Das, sagen SPD und Grüne in der Gemeindevertretung von Timmendorfer Strand, sei jetzt der Zeitpunkt, alle weiteren Planungen zu stoppen. Die CDU dagegen will die Pläne fortführen.

Ein Antrag der SPD-Fraktion für die Bauausschusssitzung am 9. Juni ging zu spät ein. Er lautete, sämtliche Planungen für das Projekt einzustellen. Bisher, so Fraktionschef Jörn Eckert, hätte die SPD das Projekt mitgetragen unter der Voraussetzung, dass die Untere Naturschutzbehörde des Kreises einer kleineren Hotel-Version zustimme. Unter den neuen Vorzeichen habe sich das geändert. „Wir sind auf jeden Fall dagegen.“ In der Begründung für den Antrag gibt es noch einen anderen Aspekt, der nach Ansicht der SPD gegen eine Bebauung des Waldes spricht. Seitens des Kreises werde angeführt, dass damit die Zäsur zwischen Niendorf und Timmendorfer Strand aufgehoben werde, womit das Projekt aus „ortsgestalterischen Gründen“ für nicht vertretbar gehalten werde. Außerdem enthält das Schreiben eine Warnung. Die großflächige Versiegelung des Waldes dürfte die schwierige Entwässerung in Timmendorfer Strand weiter verschärfen.

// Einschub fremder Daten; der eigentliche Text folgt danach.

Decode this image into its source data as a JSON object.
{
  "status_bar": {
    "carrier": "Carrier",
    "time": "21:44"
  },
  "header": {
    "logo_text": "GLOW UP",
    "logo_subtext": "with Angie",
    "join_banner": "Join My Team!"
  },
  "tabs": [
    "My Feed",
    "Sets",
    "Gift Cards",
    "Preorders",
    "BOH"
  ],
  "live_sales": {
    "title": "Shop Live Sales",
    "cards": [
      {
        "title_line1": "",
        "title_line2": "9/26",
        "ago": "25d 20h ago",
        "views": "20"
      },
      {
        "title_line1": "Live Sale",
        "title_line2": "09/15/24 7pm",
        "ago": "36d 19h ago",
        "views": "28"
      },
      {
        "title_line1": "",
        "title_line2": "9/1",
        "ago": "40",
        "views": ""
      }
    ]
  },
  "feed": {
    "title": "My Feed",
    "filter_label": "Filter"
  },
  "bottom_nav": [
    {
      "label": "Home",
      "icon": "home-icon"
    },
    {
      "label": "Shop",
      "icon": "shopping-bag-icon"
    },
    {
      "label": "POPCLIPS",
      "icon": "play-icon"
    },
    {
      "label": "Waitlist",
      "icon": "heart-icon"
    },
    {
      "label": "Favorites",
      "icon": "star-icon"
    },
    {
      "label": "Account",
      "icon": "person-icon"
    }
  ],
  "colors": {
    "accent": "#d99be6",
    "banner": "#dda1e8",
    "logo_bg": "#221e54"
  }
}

„Für uns ist ganz klar, dass für das Hotel keine Chance mehr besteht“, sagt Jan Karthäuser (Grüne). „Jetzt werden die Hotelpläne dorthin verschwinden, wo sie hingehören: in die Schublade der Waldbesitzerin. Der nächste Beratungstermin wird sicher der letzte zu diesem Thema sein.“

Das sieht Rainer Steen, Fraktionsvorsitzender der CDU, ganz anders. „Wir verstehen nicht, warum der Kreis die Pläne ablehnt“, sagt er. Zumal die Kieler Landesplanung signalisiert habe, dass die Pläne genehmigungsfähig seien und sogar Planvarianten empfohlen habe. Steen sieht keine Probleme durch einen Hotelneubau: „Der Wald soll erhalten bleiben, es sind doch nur geringe Flächen, die bebaut werden sollen. Dort, wo das Hotel stehen soll, stehen gar keine großen Bäume.“ Für die CDU sei klar: „Wir wollen das Ziel weiterverfolgen.“

Fraktionschefin Kerstin Raber erklärt für die WUB, es befremde schon sehr, dass aufgrund der Stellungnahme des Kreises, möge sie für sich allein gewichtig und richtig erscheinen, das Beteiligungs- und Stellungnahmerecht aller anderen nach Vorstellung der Grünen vollständig beschnitten werden solle. Der Kreis habe in seiner Stellungnahme seine Hinweise und Bedenken vorgetragen, so wie andere auch. „Es wird eine Abwägungsempfehlung der Gemeindeverwaltung geben, die wir dann als Selbstverwaltung in den zuständigen Gremien zu diskutieren haben.“

Der Mückenwald war einst ein Feuchtwald. Daher hat er seinen Namen – als Schlaraffenland für Mücken.